Second, our review of the smartphone data revealed that the story in that category is a love story genre, with a disillusionment plot.  Think about it.  People just love their smartphones.  They take them to bed at night.  They keep them in their breast-pocket, next to their hearts.  Heck, most people would rather part with their wallets than their phones.  But they occasionally get jilted by their lovers, told that they no longer support the relationship.  So sad.  Now these jilted consumers take to the streets, hoping to rekindle with a new partner.  And for some, the result is indeed Joy.  Their new partner is terrific.  For others, however, the new mate is not so great.  Anger and Sadness prevail.  Heartbreaking.

There is much more to the story-based interpretation, as I’m sure you can imagine.  I just wanted to share enough to underscore the point that the new approach to measuring emotions that I have described can generate value in many ways.

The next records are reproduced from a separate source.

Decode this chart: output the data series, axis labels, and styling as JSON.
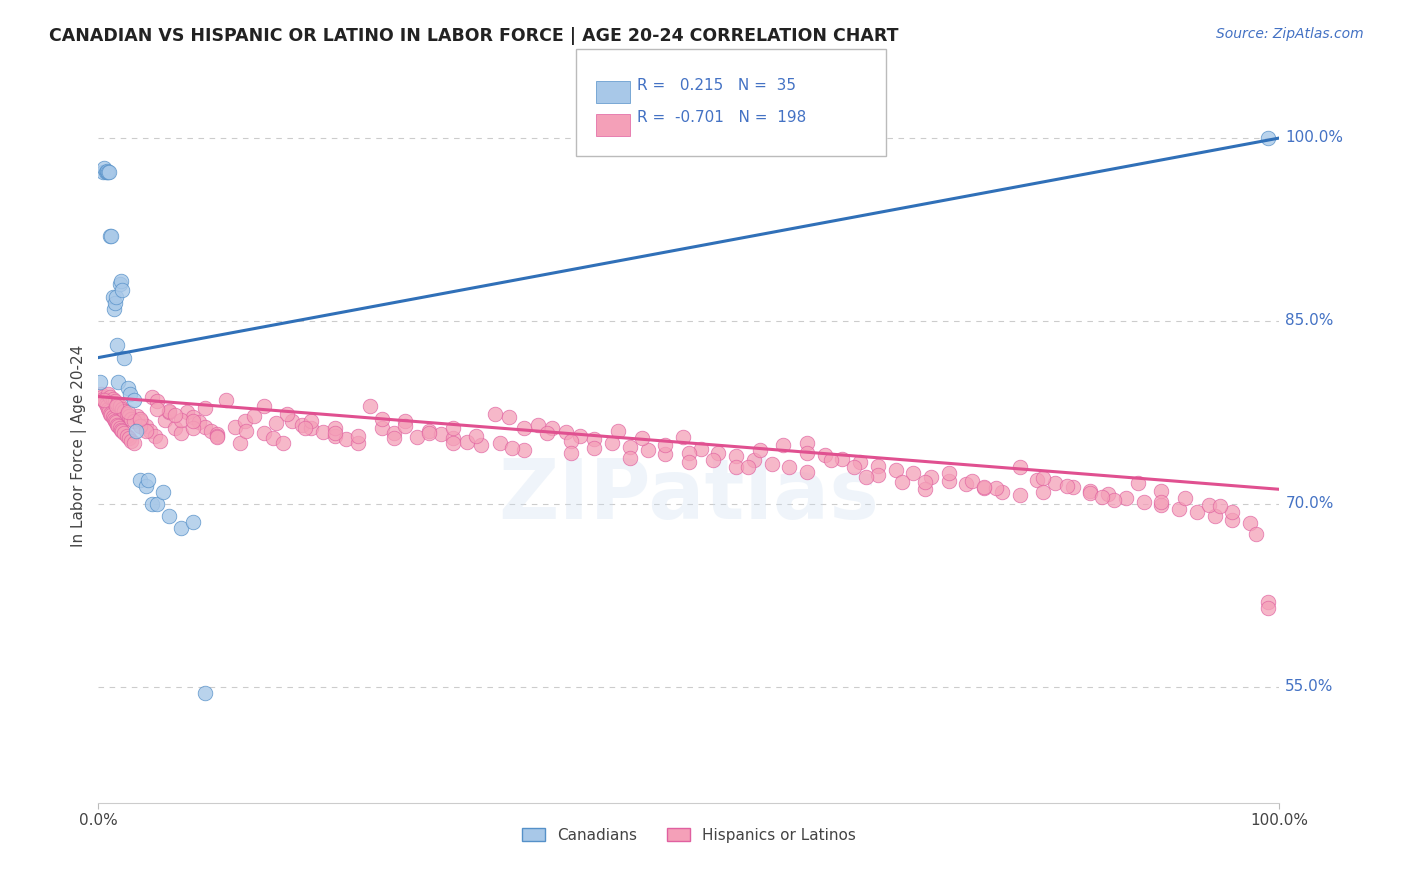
{
  "title": "CANADIAN VS HISPANIC OR LATINO IN LABOR FORCE | AGE 20-24 CORRELATION CHART",
  "source": "Source: ZipAtlas.com",
  "ylabel": "In Labor Force | Age 20-24",
  "right_yticks": [
    55.0,
    70.0,
    85.0,
    100.0
  ],
  "watermark": "ZIPatlas",
  "legend_blue_r_val": "0.215",
  "legend_blue_n_val": "35",
  "legend_pink_r_val": "-0.701",
  "legend_pink_n_val": "198",
  "color_blue_fill": "#a8c8e8",
  "color_pink_fill": "#f4a0b8",
  "color_blue_edge": "#5590c8",
  "color_pink_edge": "#e060a0",
  "color_blue_line": "#3070b8",
  "color_pink_line": "#e05090",
  "color_title": "#222222",
  "color_source": "#4472c4",
  "color_right_axis": "#4472c4",
  "color_legend_text": "#4472c4",
  "background": "#ffffff",
  "xlim": [
    0.0,
    1.0
  ],
  "ylim": [
    0.455,
    1.04
  ],
  "blue_line_y0": 0.82,
  "blue_line_y1": 1.0,
  "pink_line_y0": 0.788,
  "pink_line_y1": 0.712,
  "canadians_x": [
    0.001,
    0.004,
    0.005,
    0.006,
    0.007,
    0.007,
    0.008,
    0.009,
    0.01,
    0.011,
    0.012,
    0.013,
    0.014,
    0.015,
    0.016,
    0.017,
    0.018,
    0.019,
    0.02,
    0.022,
    0.025,
    0.027,
    0.03,
    0.032,
    0.035,
    0.04,
    0.042,
    0.045,
    0.05,
    0.055,
    0.06,
    0.07,
    0.08,
    0.09,
    0.99
  ],
  "canadians_y": [
    0.8,
    0.972,
    0.975,
    0.972,
    0.972,
    0.973,
    0.972,
    0.972,
    0.92,
    0.92,
    0.87,
    0.86,
    0.865,
    0.87,
    0.83,
    0.8,
    0.88,
    0.883,
    0.875,
    0.82,
    0.795,
    0.79,
    0.785,
    0.76,
    0.72,
    0.715,
    0.72,
    0.7,
    0.7,
    0.71,
    0.69,
    0.68,
    0.685,
    0.545,
    1.0
  ],
  "hispanics_x": [
    0.002,
    0.003,
    0.004,
    0.005,
    0.006,
    0.007,
    0.008,
    0.009,
    0.01,
    0.011,
    0.012,
    0.013,
    0.014,
    0.015,
    0.016,
    0.017,
    0.018,
    0.019,
    0.02,
    0.022,
    0.024,
    0.026,
    0.028,
    0.03,
    0.033,
    0.036,
    0.04,
    0.044,
    0.048,
    0.052,
    0.056,
    0.06,
    0.065,
    0.07,
    0.075,
    0.08,
    0.085,
    0.09,
    0.095,
    0.1,
    0.108,
    0.116,
    0.124,
    0.132,
    0.14,
    0.148,
    0.156,
    0.164,
    0.172,
    0.18,
    0.19,
    0.2,
    0.21,
    0.22,
    0.23,
    0.24,
    0.25,
    0.26,
    0.27,
    0.28,
    0.29,
    0.3,
    0.312,
    0.324,
    0.336,
    0.348,
    0.36,
    0.372,
    0.384,
    0.396,
    0.408,
    0.42,
    0.435,
    0.45,
    0.465,
    0.48,
    0.495,
    0.51,
    0.525,
    0.54,
    0.555,
    0.57,
    0.585,
    0.6,
    0.615,
    0.63,
    0.645,
    0.66,
    0.675,
    0.69,
    0.705,
    0.72,
    0.735,
    0.75,
    0.765,
    0.78,
    0.795,
    0.81,
    0.825,
    0.84,
    0.855,
    0.87,
    0.885,
    0.9,
    0.915,
    0.93,
    0.945,
    0.96,
    0.975,
    0.99,
    0.008,
    0.01,
    0.012,
    0.014,
    0.016,
    0.018,
    0.02,
    0.022,
    0.024,
    0.026,
    0.028,
    0.03,
    0.035,
    0.04,
    0.045,
    0.05,
    0.06,
    0.07,
    0.08,
    0.09,
    0.1,
    0.12,
    0.14,
    0.16,
    0.18,
    0.2,
    0.22,
    0.24,
    0.26,
    0.28,
    0.3,
    0.32,
    0.34,
    0.36,
    0.38,
    0.4,
    0.42,
    0.44,
    0.46,
    0.48,
    0.5,
    0.52,
    0.54,
    0.56,
    0.58,
    0.6,
    0.62,
    0.64,
    0.66,
    0.68,
    0.7,
    0.72,
    0.74,
    0.76,
    0.78,
    0.8,
    0.82,
    0.84,
    0.86,
    0.88,
    0.9,
    0.92,
    0.94,
    0.96,
    0.98,
    0.005,
    0.015,
    0.025,
    0.035,
    0.05,
    0.065,
    0.08,
    0.1,
    0.125,
    0.15,
    0.175,
    0.2,
    0.25,
    0.3,
    0.35,
    0.4,
    0.45,
    0.5,
    0.55,
    0.6,
    0.65,
    0.7,
    0.75,
    0.8,
    0.85,
    0.9,
    0.95,
    0.99
  ],
  "hispanics_y": [
    0.79,
    0.788,
    0.786,
    0.784,
    0.782,
    0.78,
    0.778,
    0.776,
    0.774,
    0.773,
    0.771,
    0.77,
    0.768,
    0.767,
    0.765,
    0.764,
    0.762,
    0.761,
    0.76,
    0.758,
    0.756,
    0.754,
    0.752,
    0.75,
    0.772,
    0.768,
    0.764,
    0.76,
    0.756,
    0.752,
    0.769,
    0.775,
    0.762,
    0.758,
    0.775,
    0.771,
    0.767,
    0.763,
    0.76,
    0.757,
    0.785,
    0.763,
    0.768,
    0.772,
    0.758,
    0.754,
    0.75,
    0.768,
    0.765,
    0.762,
    0.759,
    0.756,
    0.753,
    0.75,
    0.78,
    0.762,
    0.758,
    0.768,
    0.755,
    0.76,
    0.757,
    0.754,
    0.751,
    0.748,
    0.774,
    0.771,
    0.762,
    0.765,
    0.762,
    0.759,
    0.756,
    0.753,
    0.75,
    0.747,
    0.744,
    0.741,
    0.755,
    0.745,
    0.742,
    0.739,
    0.736,
    0.733,
    0.73,
    0.75,
    0.74,
    0.737,
    0.734,
    0.731,
    0.728,
    0.725,
    0.722,
    0.719,
    0.716,
    0.713,
    0.71,
    0.73,
    0.72,
    0.717,
    0.714,
    0.711,
    0.708,
    0.705,
    0.702,
    0.699,
    0.696,
    0.693,
    0.69,
    0.687,
    0.684,
    0.62,
    0.79,
    0.788,
    0.786,
    0.784,
    0.782,
    0.78,
    0.778,
    0.776,
    0.774,
    0.772,
    0.77,
    0.768,
    0.764,
    0.76,
    0.788,
    0.784,
    0.776,
    0.769,
    0.762,
    0.779,
    0.756,
    0.75,
    0.78,
    0.774,
    0.768,
    0.762,
    0.756,
    0.77,
    0.764,
    0.758,
    0.762,
    0.756,
    0.75,
    0.744,
    0.758,
    0.752,
    0.746,
    0.76,
    0.754,
    0.748,
    0.742,
    0.736,
    0.73,
    0.744,
    0.748,
    0.742,
    0.736,
    0.73,
    0.724,
    0.718,
    0.712,
    0.725,
    0.719,
    0.713,
    0.707,
    0.721,
    0.715,
    0.709,
    0.703,
    0.717,
    0.711,
    0.705,
    0.699,
    0.693,
    0.675,
    0.785,
    0.78,
    0.775,
    0.77,
    0.778,
    0.773,
    0.768,
    0.755,
    0.76,
    0.766,
    0.762,
    0.758,
    0.754,
    0.75,
    0.746,
    0.742,
    0.738,
    0.734,
    0.73,
    0.726,
    0.722,
    0.718,
    0.714,
    0.71,
    0.706,
    0.702,
    0.698,
    0.615
  ]
}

We now have a new and informative way to measure emotions.  It is by no means perfect.  It relies on social media data, for instance, and Lord knows that source is not exactly “representative.” Many people do not have access.  And while some people may only post once a month, others post 10 times a day.  It’s a problem if you are wanting to generalize your findings to any known population.  But if you are trying to determine what people are likely to encounter when they go online for information and advice, then it is the ideal source, of course.  And it is an “in the moment” source, as well.  In surveys, we often ask people to remember what they were thinking or feeling when they bought that flat-screen TV.  Such recall is often biased and/or inaccurate.  By looking at social posts that were made at the time of the experience, we get a better picture of true emotions.

There is much more to this pursuit of emotional effects in purchase decisions.  For example, I have been delving into the relative importance of emotions vs. cognitions in the various stages of the “path to purchase,” and this work is showing early promise.  Also, there are other measurement techniques, like neuro-methods, that are producing considerable insight.  But my argument here is simple:  emotions are important determinants of choice behavior, and we now have systematic means of measuring those very emotions during the process, so we have a great opportunity to combine our right- and left-brain influences to better understand these marketplace dynamics.